Comment 6 Richard Biener 2023-02-06 09:56:49 UTC
The relevant optimization happens in invariant motion which applies store-motion to

void * idle (void * ignored)
{
  long int PROF_edge_counter_1;
  long int PROF_edge_counter_2;

  <bb 2> [local count: 10631108]:

  <bb 3> [local count: 1073741824]:
  PROF_edge_counter_1 = __gcov0.idle[0];
  PROF_edge_counter_2 = PROF_edge_counter_1 + 1;
  __gcov0.idle[0] = PROF_edge_counter_2;
  goto <bb 3>; [100.00%]

producing

void * idle (void * ignored)
{
  long int __gcov0.idle_I_lsm.4;
  long int PROF_edge_counter_1;
  long int PROF_edge_counter_2;

  <bb 2> [local count: 10631108]:
  __gcov0.idle_I_lsm.4_7 = __gcov0.idle[0];

  <bb 3> [local count: 1073741824]:
  # __gcov0.idle_I_lsm.4_6 = PHI <__gcov0.idle_I_lsm.4_7(2), __gcov0.idle_I_lsm.4_8(4)>
  PROF_edge_counter_1 = __gcov0.idle_I_lsm.4_6;
  PROF_edge_counter_2 = PROF_edge_counter_1 + 1;
  __gcov0.idle_I_lsm.4_8 = PROF_edge_counter_2;

  <bb 4> [local count: 1073741824]:
  goto <bb 3>; [100.00%]

that's not wrong I think.  With -fprofile-update=atomic that doesn't
happen but the atomic update call never gets a location assigned, instead
we rely on the stmt-begin/end notes here?

void * idle (void * ignored)
{
  <bb 2> [local count: 10631108]:

  <bb 3> [local count: 1073741824]:
  __atomic_fetch_add_8 (&__gcov0.idle[0], 1, 0);
  goto <bb 3>; [100.00%]
Comment 7 Richard Biener 2023-02-06 09:57:59 UTC
-fno-move-loop-stores disables the store motion.
Comment 8 Martin Liška 2023-02-09 10:23:47 UTC
(In reply to Richard Biener from comment #7)
> -fno-move-loop-stores disables the store motion.
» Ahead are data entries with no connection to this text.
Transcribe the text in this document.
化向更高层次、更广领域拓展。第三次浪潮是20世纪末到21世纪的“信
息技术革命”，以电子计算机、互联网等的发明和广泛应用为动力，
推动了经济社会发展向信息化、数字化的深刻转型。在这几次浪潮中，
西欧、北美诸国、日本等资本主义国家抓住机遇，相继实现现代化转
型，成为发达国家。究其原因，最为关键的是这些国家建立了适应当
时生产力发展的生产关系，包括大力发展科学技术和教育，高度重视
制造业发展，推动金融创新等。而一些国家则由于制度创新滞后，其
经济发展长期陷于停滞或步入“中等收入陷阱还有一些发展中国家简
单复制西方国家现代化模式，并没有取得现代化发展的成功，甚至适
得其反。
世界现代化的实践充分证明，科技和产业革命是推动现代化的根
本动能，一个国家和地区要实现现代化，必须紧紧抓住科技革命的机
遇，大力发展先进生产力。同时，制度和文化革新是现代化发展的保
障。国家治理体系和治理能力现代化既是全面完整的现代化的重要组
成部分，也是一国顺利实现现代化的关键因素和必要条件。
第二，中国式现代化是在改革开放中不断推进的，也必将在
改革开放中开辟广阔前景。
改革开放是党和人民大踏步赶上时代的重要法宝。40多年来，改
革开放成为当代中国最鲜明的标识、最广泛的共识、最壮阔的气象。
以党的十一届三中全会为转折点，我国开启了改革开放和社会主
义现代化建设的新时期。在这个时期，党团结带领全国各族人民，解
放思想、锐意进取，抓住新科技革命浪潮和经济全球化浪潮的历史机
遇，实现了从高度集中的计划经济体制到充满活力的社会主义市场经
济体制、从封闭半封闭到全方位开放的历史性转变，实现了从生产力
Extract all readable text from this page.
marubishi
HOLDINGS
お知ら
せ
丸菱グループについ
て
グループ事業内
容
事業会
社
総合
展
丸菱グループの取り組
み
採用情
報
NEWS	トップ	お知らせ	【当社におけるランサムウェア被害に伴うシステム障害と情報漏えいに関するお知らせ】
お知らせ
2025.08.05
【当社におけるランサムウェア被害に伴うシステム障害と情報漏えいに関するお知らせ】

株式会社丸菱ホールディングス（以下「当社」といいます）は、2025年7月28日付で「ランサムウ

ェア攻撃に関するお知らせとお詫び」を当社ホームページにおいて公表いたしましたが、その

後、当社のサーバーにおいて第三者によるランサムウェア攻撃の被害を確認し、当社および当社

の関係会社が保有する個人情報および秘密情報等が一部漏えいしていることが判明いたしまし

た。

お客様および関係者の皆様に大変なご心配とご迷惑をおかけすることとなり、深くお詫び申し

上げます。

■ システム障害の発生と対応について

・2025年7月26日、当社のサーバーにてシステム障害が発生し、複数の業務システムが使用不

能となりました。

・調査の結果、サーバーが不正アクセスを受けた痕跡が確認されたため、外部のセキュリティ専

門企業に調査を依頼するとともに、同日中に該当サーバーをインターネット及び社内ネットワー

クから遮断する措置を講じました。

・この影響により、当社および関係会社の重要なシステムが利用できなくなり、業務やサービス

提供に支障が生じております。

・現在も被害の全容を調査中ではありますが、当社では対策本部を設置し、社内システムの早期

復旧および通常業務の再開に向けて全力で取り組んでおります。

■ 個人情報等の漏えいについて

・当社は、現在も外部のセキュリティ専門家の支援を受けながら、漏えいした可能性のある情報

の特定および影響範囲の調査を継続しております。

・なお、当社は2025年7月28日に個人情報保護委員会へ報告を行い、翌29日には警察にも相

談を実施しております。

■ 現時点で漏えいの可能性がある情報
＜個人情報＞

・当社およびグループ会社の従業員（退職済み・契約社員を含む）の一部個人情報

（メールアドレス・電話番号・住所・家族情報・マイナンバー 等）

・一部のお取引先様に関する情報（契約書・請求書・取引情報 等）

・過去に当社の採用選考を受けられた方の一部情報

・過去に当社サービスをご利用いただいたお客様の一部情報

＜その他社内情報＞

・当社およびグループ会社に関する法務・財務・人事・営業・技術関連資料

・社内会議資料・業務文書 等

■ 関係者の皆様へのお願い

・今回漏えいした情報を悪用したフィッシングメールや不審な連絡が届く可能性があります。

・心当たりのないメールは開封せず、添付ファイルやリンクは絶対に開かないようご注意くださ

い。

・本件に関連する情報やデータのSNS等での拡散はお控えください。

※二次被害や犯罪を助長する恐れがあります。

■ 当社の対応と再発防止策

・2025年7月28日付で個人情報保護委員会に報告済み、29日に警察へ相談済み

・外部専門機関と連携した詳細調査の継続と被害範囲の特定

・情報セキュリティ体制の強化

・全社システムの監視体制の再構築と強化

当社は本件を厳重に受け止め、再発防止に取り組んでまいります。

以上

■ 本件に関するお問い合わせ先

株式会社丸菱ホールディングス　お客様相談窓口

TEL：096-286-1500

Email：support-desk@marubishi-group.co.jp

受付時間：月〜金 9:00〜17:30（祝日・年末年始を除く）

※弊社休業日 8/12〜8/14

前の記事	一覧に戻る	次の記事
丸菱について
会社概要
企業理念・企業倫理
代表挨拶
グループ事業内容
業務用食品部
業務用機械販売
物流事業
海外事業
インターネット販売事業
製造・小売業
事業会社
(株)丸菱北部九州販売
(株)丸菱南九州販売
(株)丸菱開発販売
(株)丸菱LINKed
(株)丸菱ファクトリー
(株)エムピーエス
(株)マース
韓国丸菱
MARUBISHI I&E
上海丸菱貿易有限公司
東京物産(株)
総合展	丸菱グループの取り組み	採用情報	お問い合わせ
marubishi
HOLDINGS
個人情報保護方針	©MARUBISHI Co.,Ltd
Ok, so I can confirm both -fno-move-loop-stores or -fprofile-update=atomic lead to properly collected numbers with -O2:

$ rm *gcda ; gcc pr108658.c -O2 idle.c --coverage -fprofile-update=atomic && ./a.out && gcov-dump -l a-idle.gcda
a-idle.gcda:data:magic `gcda':version `B30 '
a-idle.gcda:stamp 900763911
a-idle.gcda:checksum 3617524158
a-idle.gcda:  a1000000:   8:OBJECT_SUMMARY runs=1, sum_max=711808344
a-idle.gcda:  01000000:  12:FUNCTION ident=2013603264, lineno_checksum=0x5f7f7dbf, cfg_checksum=0xc48fabfe
a-idle.gcda:    01a10000:   8:COUNTERS arcs 1 counts
a-idle.gcda:                   0: 711842716 

However, we still end up with zero execution number of the problematic line:

gcov -t a-idle.gcda
        -:    0:Source:idle.c
        -:    0:Graph:a-idle.gcno
        -:    0:Data:a-idle.gcda
        -:    0:Runs:1
    #####:    1:void *idle(void *ignored)
        -:    2:{
        -:    3:  while (1) {
        -:    4:    /* Do nothing */
        -:    5:  }
        -:    6:
        -:    7:  return 0;
        -:    8:}

That's caused by many empty blocks at the time of the creation of the note file:

(gdb) pcfun
void * idle (void * ignored)
{
  <bb 2> [local count: 10631108]:

  <bb 3> [local count: 1073741824]:

  <bb 4> [local count: 1073741824]:
  goto <bb 3>; [100.00%]

}

$ gcov-dump -l a-idle.gcno
a-idle.gcno:note:magic `gcno':version `B30 '
a-idle.gcno:stamp 900904516
a-idle.gcno:checksum 0
a-idle.gcno:cwd: /home/marxin/Programming/testcases
a-idle.gcno:  01000000:  52:FUNCTION ident=2013603264, lineno_checksum=0x5f7f7dbf, cfg_checksum=0xc48fabfe, `idle' idle.c:1:7-8:1
a-idle.gcno:    01410000:   4:BLOCKS 5 blocks
a-idle.gcno:    01430000:  12:ARCS 1 arcs
a-idle.gcno:                  block 0: 2:0005(tree,fall)
a-idle.gcno:    01430000:  12:ARCS 1 arcs
a-idle.gcno:                  block 2: 3:0005(tree,fall)
a-idle.gcno:    01430000:  12:ARCS 1 arcs
a-idle.gcno:                  block 3: 4:0004(fall)
a-idle.gcno:    01430000:  12:ARCS 1 arcs
a-idle.gcno:                  block 4: 3:0005(tree,fall)
a-idle.gcno:    01450000:  31:LINES
a-idle.gcno:                  block 2:`idle.c':1

so with -O2 we only tract function entrance (idle.c:1) and it belongs to block 2, but the looping happens in BBs 3->4. So we loose the tracking.